La tiktoker @paulisanjose ha spiegato che i fine settimana sono dal giovedì al sabato: “La domenica in Qatar è come il lunedì nei paesi occidentali”. Non è un’esagerazione: la benzina costa meno dell’acqua minerale: un litro di benzina costa 50 centesimi di euro, mentre uno di acqua imbottigliata circa 10 in più. Altra curiosità che in pochi conoscono: qui non funzionano le chiamate Whatsapp e chi vuole usufruire di questo servizio deve utilizzare una VPN. La moneta locale si chiama Rial Qatari, con il cambio fisso con il dollaro statunitense.
La vita in Qatar è diversa
La quinta e la sesta curiosità sono statistiche: il Qatar ha sia uno dei PIL pro-capite più alti al mondo che uno dei tassi di sicurezza migliori del pianeta. “Non hai bisogno di chiudere la porta di casa e se lasci un oggetto fuori casa è difficile che venga rubato”, spiega l’autrice del video. Una situazione pressoché identica a quella di Dubai.

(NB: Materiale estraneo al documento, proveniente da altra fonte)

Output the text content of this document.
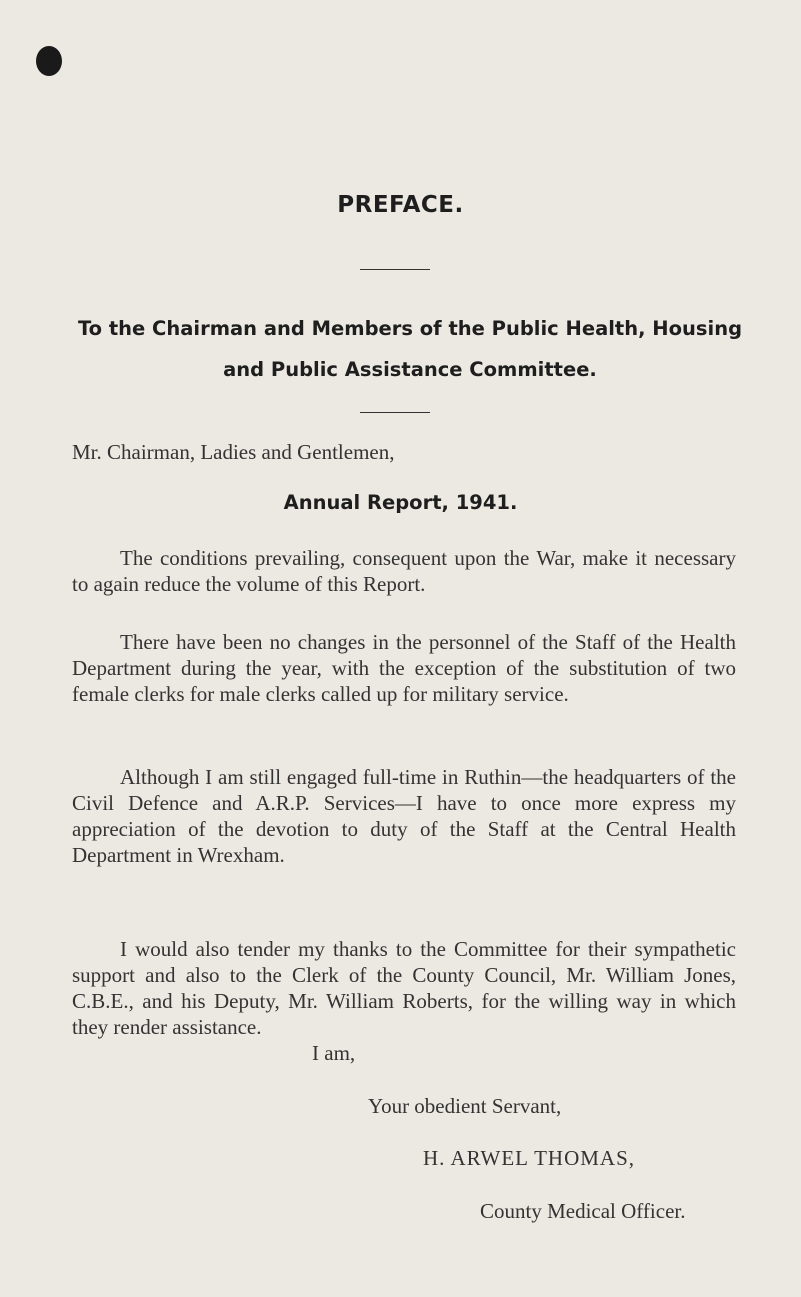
PREFACE.
To the Chairman and Members of the Public Health, Housing
and Public Assistance Committee.
Mr. Chairman, Ladies and Gentlemen,
Annual Report, 1941.

The conditions prevailing, consequent upon the War, make it necessary to again reduce the volume of this Report.

There have been no changes in the personnel of the Staff of the Health Department during the year, with the exception of the substitution of two female clerks for male clerks called up for military service.

Although I am still engaged full-time in Ruthin—the headquarters of the Civil Defence and A.R.P. Services—I have to once more express my appreciation of the devotion to duty of the Staff at the Central Health Department in Wrexham.

I would also tender my thanks to the Committee for their sympathetic support and also to the Clerk of the County Council, Mr. William Jones, C.B.E., and his Deputy, Mr. William Roberts, for the willing way in which they render assistance.

I am,
Your obedient Servant,
H. ARWEL THOMAS,
County Medical Officer.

Tornando a temi di vita quotidiana più specifici, il Qatar è uno dei pochi paesi mondiali dove c’è ancora parecchia tolleranza per quanto riguarda il fumo nei locali al chiuso. Non è raro vedere gente che fuma negli hotel e nei bar, oltre alle tradizionali ‘Shisha’ tipiche di questo angolo del mondo.

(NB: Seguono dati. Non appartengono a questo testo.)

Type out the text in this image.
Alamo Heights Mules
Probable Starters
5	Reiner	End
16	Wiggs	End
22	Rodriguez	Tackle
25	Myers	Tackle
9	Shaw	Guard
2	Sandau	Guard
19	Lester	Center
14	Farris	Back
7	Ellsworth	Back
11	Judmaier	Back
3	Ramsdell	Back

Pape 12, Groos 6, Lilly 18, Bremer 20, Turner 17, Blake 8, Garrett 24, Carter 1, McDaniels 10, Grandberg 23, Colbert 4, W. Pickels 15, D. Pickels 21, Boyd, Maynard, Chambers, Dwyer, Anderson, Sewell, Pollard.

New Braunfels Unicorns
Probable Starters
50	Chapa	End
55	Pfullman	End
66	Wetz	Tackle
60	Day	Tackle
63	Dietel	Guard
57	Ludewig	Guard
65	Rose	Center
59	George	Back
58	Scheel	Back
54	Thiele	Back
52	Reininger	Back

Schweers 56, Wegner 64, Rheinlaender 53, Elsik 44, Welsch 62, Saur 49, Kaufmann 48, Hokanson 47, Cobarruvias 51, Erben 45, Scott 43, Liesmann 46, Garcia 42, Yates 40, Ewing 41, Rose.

Tornando a un tema già accennato a inizio articolo, appena il 12% della popolazione è qatariota al 100%, mentre il restante 78% è rappresentato persone nate in nazioni diverse. Come detto, oltre agli indiani e nepalesi che sono la maggioranza, abbondano i cittadini di origine filippina, bengalese, cingalese e pakistana. La gran parte degli immigrati è di sesso maschile, circostanza che rende il Qatar uno dei paesi mondiali con la più grande disparità tra uomini e donne in favore dei primi.

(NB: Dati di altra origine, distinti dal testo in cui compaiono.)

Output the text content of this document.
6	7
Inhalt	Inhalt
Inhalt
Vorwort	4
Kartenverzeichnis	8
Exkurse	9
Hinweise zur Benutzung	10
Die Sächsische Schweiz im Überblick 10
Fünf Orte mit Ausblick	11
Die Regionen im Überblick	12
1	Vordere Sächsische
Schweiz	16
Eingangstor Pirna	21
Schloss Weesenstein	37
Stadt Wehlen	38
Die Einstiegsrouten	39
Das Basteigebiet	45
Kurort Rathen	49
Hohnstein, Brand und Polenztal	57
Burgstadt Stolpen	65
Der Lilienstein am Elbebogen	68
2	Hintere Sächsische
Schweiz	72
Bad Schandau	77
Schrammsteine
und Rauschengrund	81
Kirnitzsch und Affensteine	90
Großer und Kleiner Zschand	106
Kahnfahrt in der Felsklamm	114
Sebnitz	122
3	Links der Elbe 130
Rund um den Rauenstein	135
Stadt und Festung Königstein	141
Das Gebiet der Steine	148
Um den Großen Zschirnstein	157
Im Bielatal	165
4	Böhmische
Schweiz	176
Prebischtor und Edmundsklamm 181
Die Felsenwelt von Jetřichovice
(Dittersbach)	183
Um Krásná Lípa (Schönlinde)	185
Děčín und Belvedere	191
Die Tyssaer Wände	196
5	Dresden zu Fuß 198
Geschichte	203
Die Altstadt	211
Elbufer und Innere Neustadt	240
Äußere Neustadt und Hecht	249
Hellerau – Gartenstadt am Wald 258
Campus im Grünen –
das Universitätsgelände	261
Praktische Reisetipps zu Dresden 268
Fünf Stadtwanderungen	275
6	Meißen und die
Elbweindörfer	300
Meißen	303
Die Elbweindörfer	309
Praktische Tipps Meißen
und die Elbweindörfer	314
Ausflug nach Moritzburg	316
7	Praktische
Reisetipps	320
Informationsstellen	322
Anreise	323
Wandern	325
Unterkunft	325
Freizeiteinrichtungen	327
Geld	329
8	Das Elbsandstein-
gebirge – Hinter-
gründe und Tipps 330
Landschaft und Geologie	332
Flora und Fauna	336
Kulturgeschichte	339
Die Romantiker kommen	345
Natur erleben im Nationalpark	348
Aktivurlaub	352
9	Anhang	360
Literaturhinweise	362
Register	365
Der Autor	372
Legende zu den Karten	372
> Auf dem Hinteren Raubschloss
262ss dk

Ne consegue che, malgrado la lingua ufficiale della nazione sia l’arabo, quella largamente più utilizzata è l’inglese, idioma che nel subcontinente indiano è studiato fin dall’infanzia. “Nei supermercati, negli ospedali e nei negozi quasi tutti parlano bene inglese”, spiega l’autrice del video.
Ultima curiosità: sebbene sia una nazione oggettivamente piccolissima, è tra le meglio collegate al mondo. Nel passato recente sono stati fatti enormi investimenti nel settore aereo e, chiaramente, le compagnie nazionali hanno fatto in modo di rendere Doha un hub importantissimo del Medio Oriente, utile soprattutto a connettere l’Europa e l’Asia. Non è un caso che, spesso, quando viaggiamo verso il Giappone, la Cina, la Tailandia e il Vietnam, facciamo scalo in Qatar.